Почему не ходит Норман, это еще можно понять.
Дверь распахнулась, и в комнату вошла вызывающего вида, развязная, пышущая здоровьем молодая негритянка.
— Почта есть? — спросила она.
Все четверо почувствовали, какими они должны выглядеть в ее глазах. Эдвин, наверно, крупный, лысый, с розоватым лицом, Норман маленький, сухенький, седина точно щетка, Марсия, как всегда какая-то чудная, Летти поблекшая, с пушистыми волосами, на вид такая провинциалка, а все еще печется о своих нарядах.
— Почта? — заговорил Эдвин, первым откликнувшись на вопрос девушки. — Да нет, Юлалия. Почту мы раньше половины четвертого не сдаем, а сейчас… — он сверился со своими часами, — …сейчас точно два часа сорок две минуты. Хитрит, авось получится, — сказал он, когда потерпевшая неудачу девушка вышла.
— Норовит удрать пораньше, лентяйка такая-сякая, — сказал Норман.

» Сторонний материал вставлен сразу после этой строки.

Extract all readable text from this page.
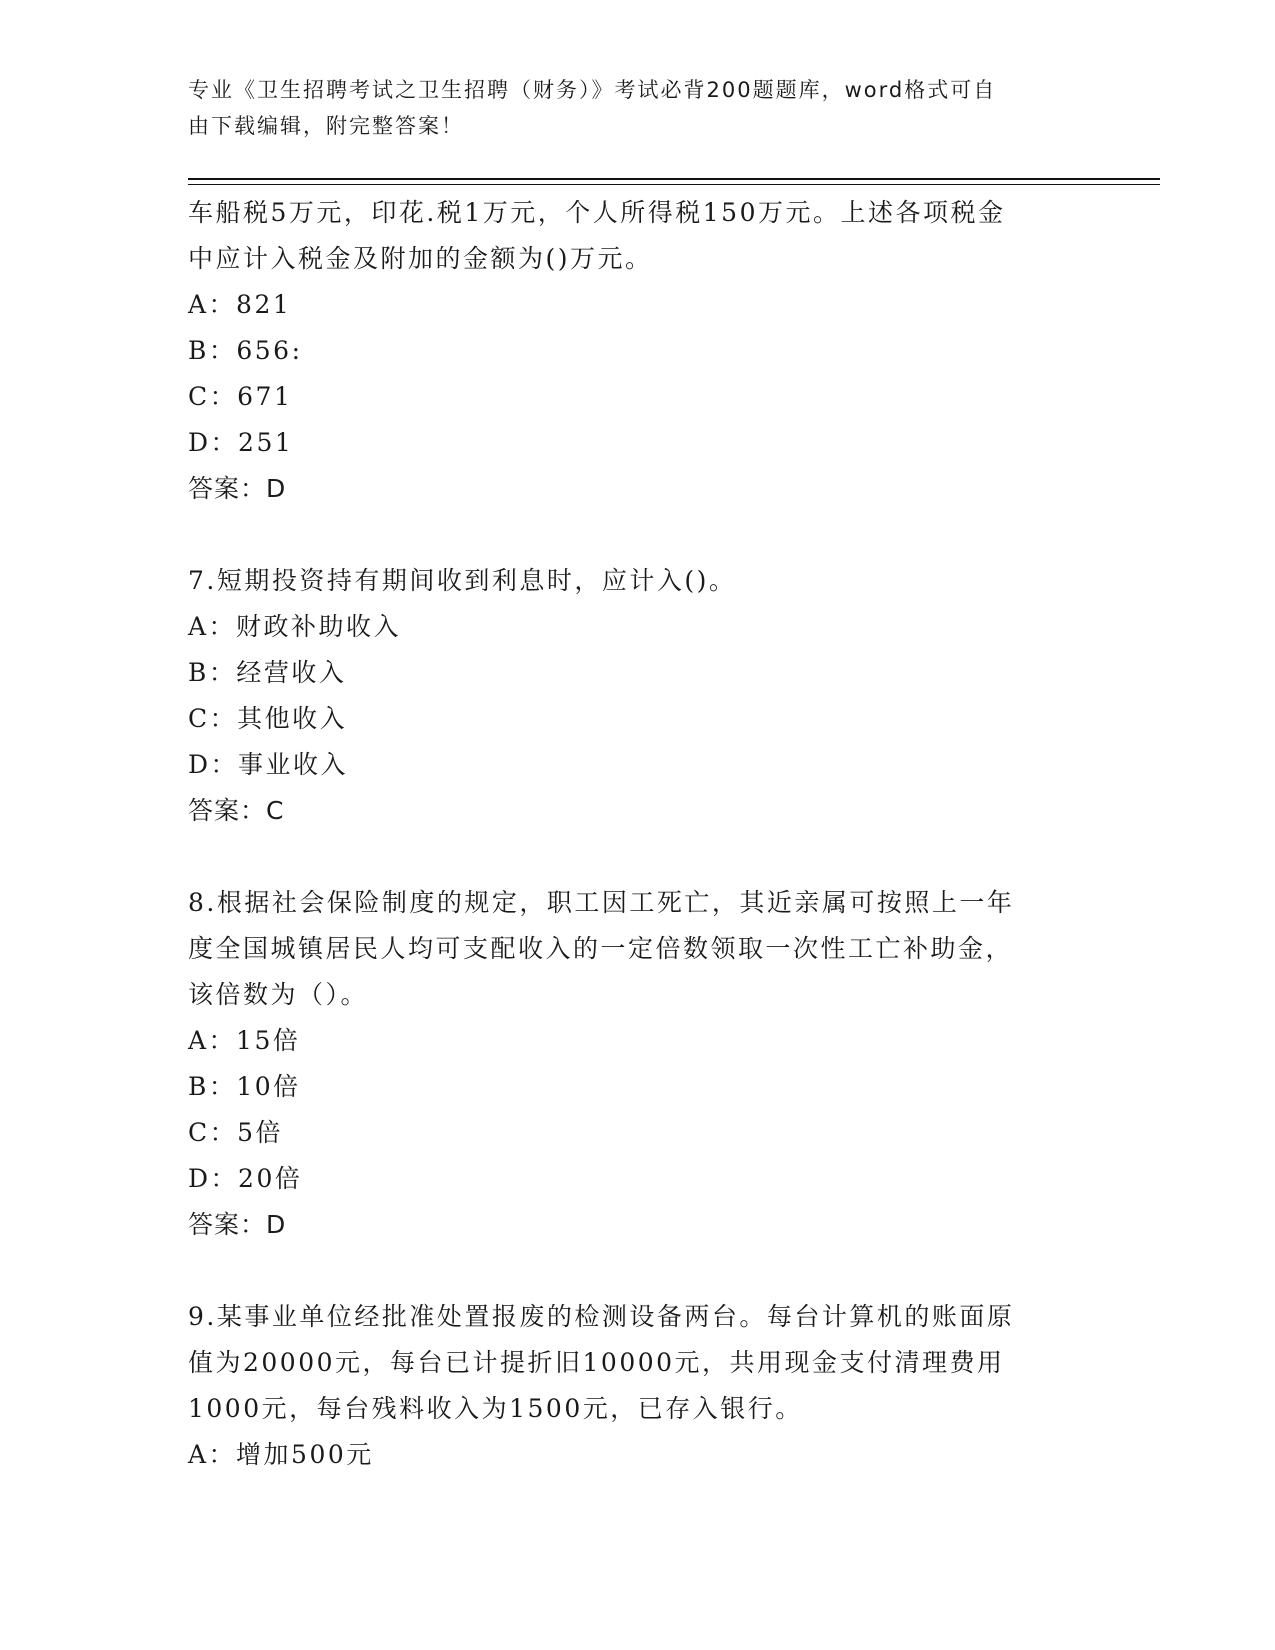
专业《卫生招聘考试之卫生招聘（财务）》考试必背200题题库，word格式可自
由下载编辑，附完整答案！
车船税5万元，印花.税1万元，个人所得税150万元。上述各项税金
中应计入税金及附加的金额为()万元。
A：821
B：656:
C：671
D：251
答案：D
7.短期投资持有期间收到利息时，应计入()。
A：财政补助收入
B：经营收入
C：其他收入
D：事业收入
答案：C
8.根据社会保险制度的规定，职工因工死亡，其近亲属可按照上一年
度全国城镇居民人均可支配收入的一定倍数领取一次性工亡补助金，
该倍数为（）。
A：15倍
B：10倍
C：5倍
D：20倍
答案：D
9.某事业单位经批准处置报废的检测设备两台。每台计算机的账面原
值为20000元，每台已计提折旧10000元，共用现金支付清理费用
1000元，每台残料收入为1500元，已存入银行。
A：增加500元
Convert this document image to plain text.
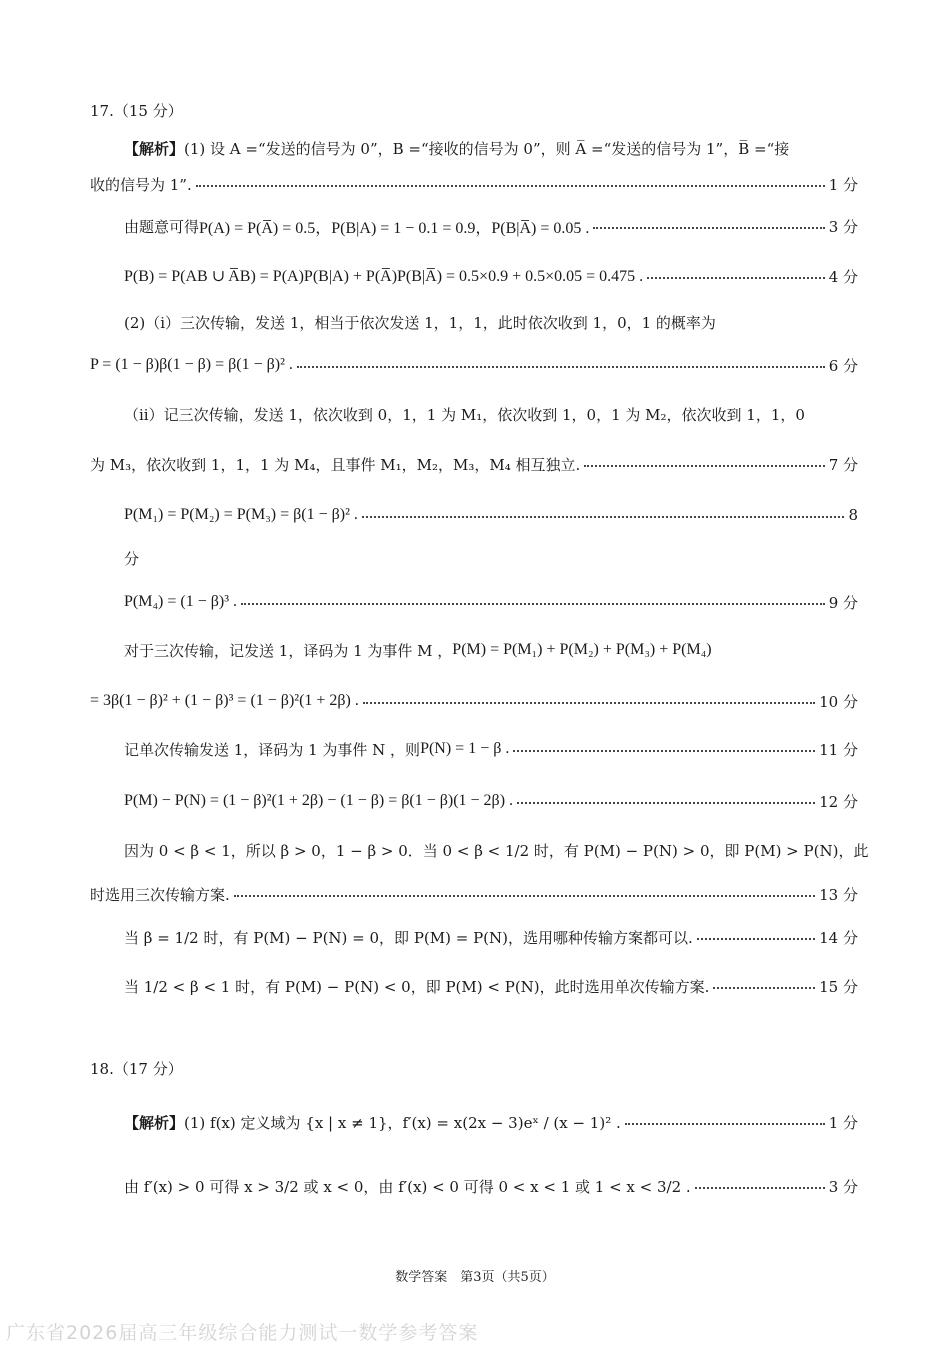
17.（15 分）
【解析】 (1) 设 A =“发送的信号为 0”，B =“接收的信号为 0”，则 A̅ =“发送的信号为 1”，B̅ =“接
收的信号为 1”.	1 分
由题意可得 P(A) = P(A̅) = 0.5，P(B|A) = 1 − 0.1 = 0.9，P(B|A̅) = 0.05 .	3 分
P(B) = P(AB ∪ A̅B) = P(A)P(B|A) + P(A̅)P(B|A̅) = 0.5×0.9 + 0.5×0.05 = 0.475 .	4 分
(2)（i）三次传输，发送 1，相当于依次发送 1，1，1，此时依次收到 1，0，1 的概率为
P = (1 − β)β(1 − β) = β(1 − β)² .	6 分
（ii）记三次传输，发送 1，依次收到 0，1，1 为 M₁，依次收到 1，0，1 为 M₂，依次收到 1，1，0
为 M₃，依次收到 1，1，1 为 M₄，且事件 M₁，M₂，M₃，M₄ 相互独立.	7 分
P(M₁) = P(M₂) = P(M₃) = β(1 − β)² .	8
分
P(M₄) = (1 − β)³ .	9 分
对于三次传输，记发送 1，译码为 1 为事件 M ， P(M) = P(M₁) + P(M₂) + P(M₃) + P(M₄)
= 3β(1 − β)² + (1 − β)³ = (1 − β)²(1 + 2β) .	10 分
记单次传输发送 1，译码为 1 为事件 N ，则 P(N) = 1 − β .	11 分
P(M) − P(N) = (1 − β)²(1 + 2β) − (1 − β) = β(1 − β)(1 − 2β) .	12 分
因为 0 < β < 1，所以 β > 0，1 − β > 0．当 0 < β < 1/2 时，有 P(M) − P(N) > 0，即 P(M) > P(N)，此
时选用三次传输方案.	13 分
当 β = 1/2 时，有 P(M) − P(N) = 0，即 P(M) = P(N)，选用哪种传输方案都可以.	14 分
当 1/2 < β < 1 时，有 P(M) − P(N) < 0，即 P(M) < P(N)，此时选用单次传输方案.	15 分
18.（17 分）
【解析】 (1) f(x) 定义域为 {x | x ≠ 1}，f′(x) = x(2x − 3)eˣ / (x − 1)² .	1 分
由 f′(x) > 0 可得 x > 3/2 或 x < 0，由 f′(x) < 0 可得 0 < x < 1 或 1 < x < 3/2 .	3 分
数学答案　第3页（共5页）
广东省2026届高三年级综合能力测试一数学参考答案
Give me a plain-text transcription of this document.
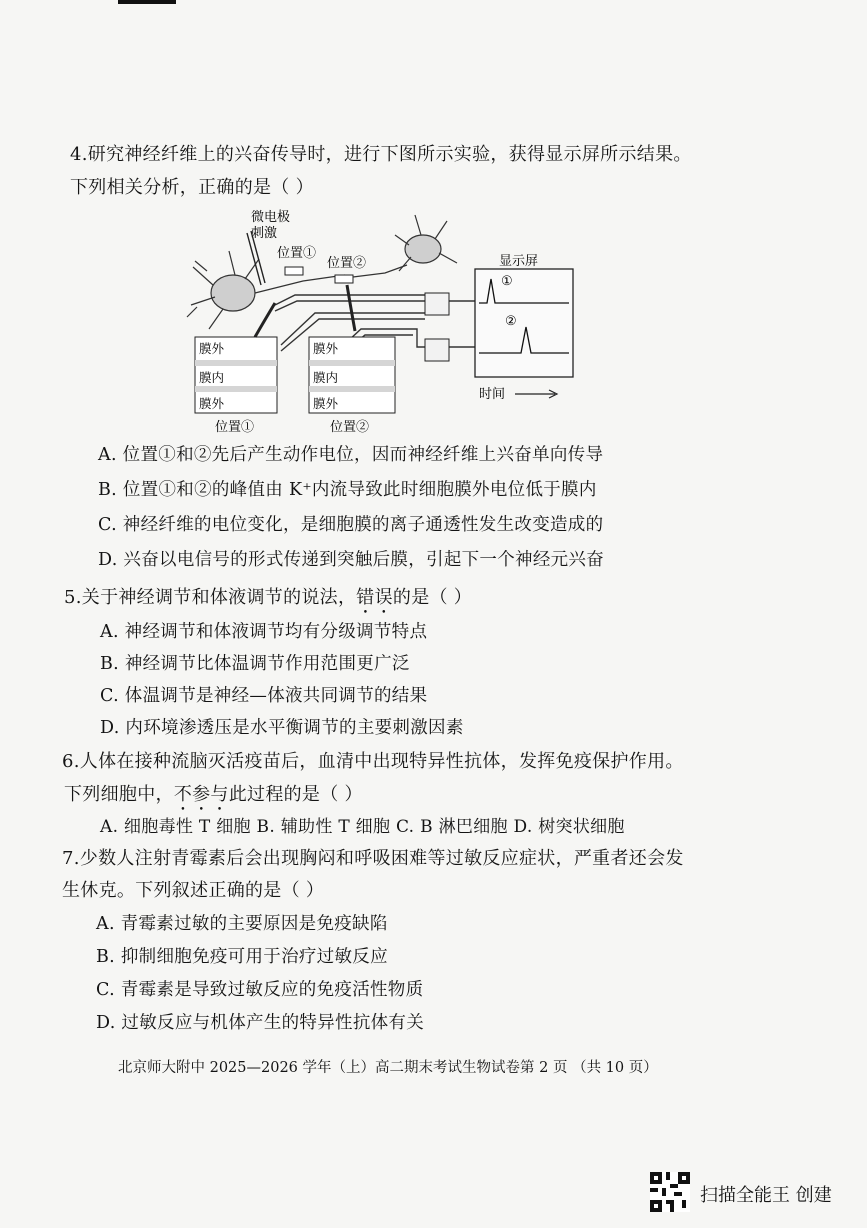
4.研究神经纤维上的兴奋传导时，进行下图所示实验，获得显示屏所示结果。
下列相关分析，正确的是（ ）
微电极
刺激
位置①
位置②	显示屏
①
②
时间
膜外
膜内
膜外
位置①
膜外
膜内
膜外
位置②
A. 位置①和②先后产生动作电位，因而神经纤维上兴奋单向传导
B. 位置①和②的峰值由 K⁺内流导致此时细胞膜外电位低于膜内
C. 神经纤维的电位变化，是细胞膜的离子通透性发生改变造成的
D. 兴奋以电信号的形式传递到突触后膜，引起下一个神经元兴奋
5.关于神经调节和体液调节的说法，错误的是（ ）
A. 神经调节和体液调节均有分级调节特点
B. 神经调节比体温调节作用范围更广泛
C. 体温调节是神经—体液共同调节的结果
D. 内环境渗透压是水平衡调节的主要刺激因素
6.人体在接种流脑灭活疫苗后，血清中出现特异性抗体，发挥免疫保护作用。
下列细胞中，不参与此过程的是（ ）
A. 细胞毒性 T 细胞 B. 辅助性 T 细胞 C. B 淋巴细胞 D. 树突状细胞
7.少数人注射青霉素后会出现胸闷和呼吸困难等过敏反应症状，严重者还会发
生休克。下列叙述正确的是（ ）
A. 青霉素过敏的主要原因是免疫缺陷
B. 抑制细胞免疫可用于治疗过敏反应
C. 青霉素是导致过敏反应的免疫活性物质
D. 过敏反应与机体产生的特异性抗体有关
北京师大附中 2025—2026 学年（上）高二期末考试生物试卷第 2 页 （共 10 页）
扫描全能王 创建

Марсия устало закрыла глаза, когда Норман начал прохаживаться насчет «черных». Летти попробовала переменить тему разговора, ей было неприятно осуждать Юлалию или заслужить обвинение в неприязни к цветным. Но все же эта девица вызывала раздражение, и ее не мешало бы одернуть, хотя в такой бьющей через край жизнестойкости, несомненно, было что-то беспокоящее, особенно на взгляд пожилой женщины, которая чувствует себя рядом с ней еще более седой и какой-то выпотрошенной, иссохшей на слабеньком английском солнце.